Tuesday, 12 July 2016: 14:15
Location: Hörsaal 42 (Main Building)
Oral Presentation
Edward A. TIRYAKIAN, Duke University, USA
At one level, genocide, stemming from the  efforts of Raphael Lemkin has become recognized as a crime against humanity, subject to the Convention on the Prevention of Punishment of the Crime of Genocide, adopted by the UN in 1948. But it is also a crime, whose perpetrators  by and large have not been tried in court despite an enormous literature detailing  and denouncing the practice of genocide.  Although a crime against humanity, it is  a crime against a people, seeking the destruction of all members and its culture. The violence involved is a xenophobic   purification of the body politic by the total removal of an “alien”  presence. To develop more broadly a Durkheimian approach, I consider the two most striking cases of genocide in the 20th Century, the Armenian genocide 1915-1922 and the Jewish genocide 1941-1945 . Each mass killing took place during wartime; however, it is the consequences of the genocide on the collective memory of the surviving members of the targeted group that merits attention. Effectively, the result has been a sacralization of evil by taking the act of genocide as an empirical manifestation of evil. In the Armenian case, the Turkish state where the genocide occurred has emphatically refused to accept scholarly evidence of its having taken place. The genocide and seeking for international recognition has  created solidarity and a remembrance of the victims as newly designated matyrs.

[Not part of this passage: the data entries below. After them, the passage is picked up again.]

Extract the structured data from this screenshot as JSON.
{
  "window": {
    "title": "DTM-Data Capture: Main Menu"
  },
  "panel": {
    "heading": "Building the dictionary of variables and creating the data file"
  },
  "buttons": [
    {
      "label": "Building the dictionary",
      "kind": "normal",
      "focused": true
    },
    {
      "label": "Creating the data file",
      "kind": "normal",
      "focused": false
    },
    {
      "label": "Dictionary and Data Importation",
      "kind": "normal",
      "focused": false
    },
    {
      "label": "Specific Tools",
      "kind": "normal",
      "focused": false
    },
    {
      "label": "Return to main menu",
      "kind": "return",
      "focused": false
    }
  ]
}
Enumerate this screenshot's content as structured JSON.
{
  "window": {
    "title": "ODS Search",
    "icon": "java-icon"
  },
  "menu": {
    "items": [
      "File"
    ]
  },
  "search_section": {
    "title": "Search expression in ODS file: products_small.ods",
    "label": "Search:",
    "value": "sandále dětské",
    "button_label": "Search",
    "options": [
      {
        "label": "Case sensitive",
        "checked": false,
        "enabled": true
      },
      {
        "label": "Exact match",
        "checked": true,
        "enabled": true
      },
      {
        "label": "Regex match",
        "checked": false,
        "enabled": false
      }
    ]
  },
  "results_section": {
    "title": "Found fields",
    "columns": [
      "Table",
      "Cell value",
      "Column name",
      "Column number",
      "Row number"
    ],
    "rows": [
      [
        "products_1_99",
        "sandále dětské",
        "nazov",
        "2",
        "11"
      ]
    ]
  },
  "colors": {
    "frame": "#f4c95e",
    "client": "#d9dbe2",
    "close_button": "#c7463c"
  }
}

In the Jewish case, the genocide has come to be known as the Holocaust, originally used by Churchill before WWII  in reference to the Turkish genocide or Armenians, but increasingly used after World War II to  be associated with the Nazi genocide of Jews.    As “holocaust” became more  widely used  “Shoah” has come to be preferred,  albeit Holocaust Museums attract large audiences and promote as unifying  mission “never again”.